Por:
Aquiles Córdova Morán
En el mes que acaba de terminar y en los primeros días
del que acaba de comenzar, la Ciudad de México ha vivido jornadas de
preocupación y de creciente molestia a causa de la contaminación ambiental, que
ha alcanzado niveles que, según los expertos,
resultan ya peligrosos para la salud de los habitantes de toda la zona
conurbada del Valle de México. A decir verdad, a mí siempre me ha parecido
sospechosa esa determinación matemática exacta del punto a partir del cual la
suciedad del aire comienza a ser “peligrosa” o “nociva” para las personas, pues
pienso que la simple lógica que subyace siempre al sentido común, diría que si
una sustancia x (cianuro de potasio, pongamos por caso) es veneno para el
organismo, lo será siempre en cualquier cantidad que la ingiramos, y que la
diferencia entre consumir poco o mucho de ella consistirá solo en la gravedad
del daño causado, pero siempre habrá alguno por mínimo que sea. Dicho en pocas
palabras: la atmósfera que respiramos debe estar limpia siempre (al menos lo
más limpia que se pueda), libre de contaminantes nocivos de cualquier tipo y en
cualquier cantidad que sea, y no preocuparnos solo cuando alcanza niveles
visiblemente peligrosos.
Pero al margen de que nos parezca que hay mucho de
alharaca demagógica en el escándalo informativo y en las medidas “de
emergencia” que apresuradamente se toman cuando la contaminación rebasa un
punto matemáticamente calculado (como si respirar porquería por debajo de ese
punto fuera alimenticio), lo que por ahora me interesa más es examinar la
eficacia y alcances de esas mismas “medidas de emergencia”. ¿A qué se
constriñen tales medidas? A prohibir a los ciudadanos el uso de su coche (o de
cualquier automotor de combustión interna de su propiedad), que seguramente
adquirieron precisamente para circular en él o como herramienta de trabajo, con
lo cual se viola flagrantemente uno de los principios básicos, casi sagrados
podría decirse, de un régimen políticamente “democrático” y económicamente
autodefinido como “economía de libre empresa” o “de libre mercado”. Ese
principio no es otro que el respeto irrestricto a la propiedad privada,
propiedad que, a su vez, es definida por cualquier “Estado de derecho” como la
libertad de todo propietario para hacer uso y abuso de cualquier bien de su
propiedad, sin más límite que su conveniencia y voluntad soberana. Y ahora nos
salen con que “dice mi mamá que siempre no”, que puesto que la salud de todos
está por encima de cualquier derecho privado, los dueños de un vehículo
automotor solo podrán hacer uso de él cuando el poder público se los permita.

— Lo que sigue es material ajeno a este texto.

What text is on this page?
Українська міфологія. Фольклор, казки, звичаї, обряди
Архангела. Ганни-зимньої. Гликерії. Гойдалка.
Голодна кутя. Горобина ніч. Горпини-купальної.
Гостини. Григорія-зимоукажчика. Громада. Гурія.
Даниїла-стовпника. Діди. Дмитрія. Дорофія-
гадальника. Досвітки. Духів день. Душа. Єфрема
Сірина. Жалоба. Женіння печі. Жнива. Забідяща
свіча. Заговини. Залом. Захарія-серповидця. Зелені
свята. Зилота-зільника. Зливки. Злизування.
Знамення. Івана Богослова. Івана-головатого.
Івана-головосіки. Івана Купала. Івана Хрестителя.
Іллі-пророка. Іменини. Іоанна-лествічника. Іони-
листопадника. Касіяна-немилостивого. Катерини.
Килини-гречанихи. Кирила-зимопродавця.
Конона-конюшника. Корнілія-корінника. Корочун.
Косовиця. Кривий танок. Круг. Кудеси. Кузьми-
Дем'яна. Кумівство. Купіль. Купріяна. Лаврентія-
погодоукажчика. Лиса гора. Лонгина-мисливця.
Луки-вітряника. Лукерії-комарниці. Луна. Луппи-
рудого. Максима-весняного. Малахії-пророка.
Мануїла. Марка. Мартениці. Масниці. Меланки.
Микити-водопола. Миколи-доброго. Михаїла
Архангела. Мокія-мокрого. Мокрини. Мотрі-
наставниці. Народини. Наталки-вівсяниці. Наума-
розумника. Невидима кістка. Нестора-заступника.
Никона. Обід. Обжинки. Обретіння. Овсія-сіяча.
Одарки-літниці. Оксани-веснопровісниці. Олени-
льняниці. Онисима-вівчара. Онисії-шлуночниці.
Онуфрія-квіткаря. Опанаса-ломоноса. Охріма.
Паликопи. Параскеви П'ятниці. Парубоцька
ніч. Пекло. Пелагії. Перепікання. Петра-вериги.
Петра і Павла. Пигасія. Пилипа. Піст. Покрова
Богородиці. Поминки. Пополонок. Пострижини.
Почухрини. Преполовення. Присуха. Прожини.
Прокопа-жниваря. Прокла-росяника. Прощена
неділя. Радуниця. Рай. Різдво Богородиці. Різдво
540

Muy bien, decimos nosotros. Pero si eso es así, entonces
la medida restrictiva deberá necesariamente alcanzar a todos aquellos que, de
una o de otra manera pero de modo cierto e indudable, contribuyen a la
contaminación del ambiente. Y no es así. La limitación de la libertad de
circular afecta solo (o al menos más severamente) a los propietarios
individuales y aislados, que no tienen, por lo mismo, ningún poder económico y
político para protestar y defenderse contra la medida; pero prácticamente no
toca a los poderosos pulpos del transporte de pasajeros y de carga, es decir, a
quienes poseen cientos y aún miles de unidades que circulan por todo el país y,
por tanto, también en la Ciudad de México, y que están perfectamente
organizados para defender sus intereses de grupo. Aquí se ubican también, desde
luego, los monopolizadores del transporte urbano en todo el Valle de México.
Las unidades de todos ellos, casi todas movidas con diésel, arrojan gruesos
chorros de humo negro por el escape a la vista de todos, es decir, contaminan
ostensiblemente, a ciencia y paciencia de las autoridades. Lo mismo ocurre con
las unidades que prestan servicio al gobierno de la ciudad, los camiones
recolectores de basura y las pipas que reparten agua o riegan parques y
jardines, que son verdaderas chimeneas rodantes que arrojan enormes cantidades
de humo a la atmosfera contaminando horrible e impunemente el aire que respiran
los capitalinos.
Para colmo de males, las medidas “de emergencia”, como lo
prueba la situación actual, no atacan el problema a fondo, no van a la raíz del
mismo y, por tanto, no son una solución radical y permanente; son simples
arbitrios improvisados para salir del paso, verdaderos mejorales para curar un
cáncer, razón por la cual podemos estar seguros que el problema volverá a
resurgir en el futuro, solo que corregido y aumentado drásticamente, tal como
está ocurriendo hoy.
Pero el carácter superficial y paliativo de las medidas
no debe ser atribuido a ineptitud, desidia o ignorancia supina de las
autoridades. La verdadera razón para no ir al fondo del problema y para no
adoptar las medidas correspondientes, radica en que una política de esa
envergadura afectaría intereses muy poderosos, con capacidad suficiente para
poner en muy serias dificultades la estabilidad política y económica del país.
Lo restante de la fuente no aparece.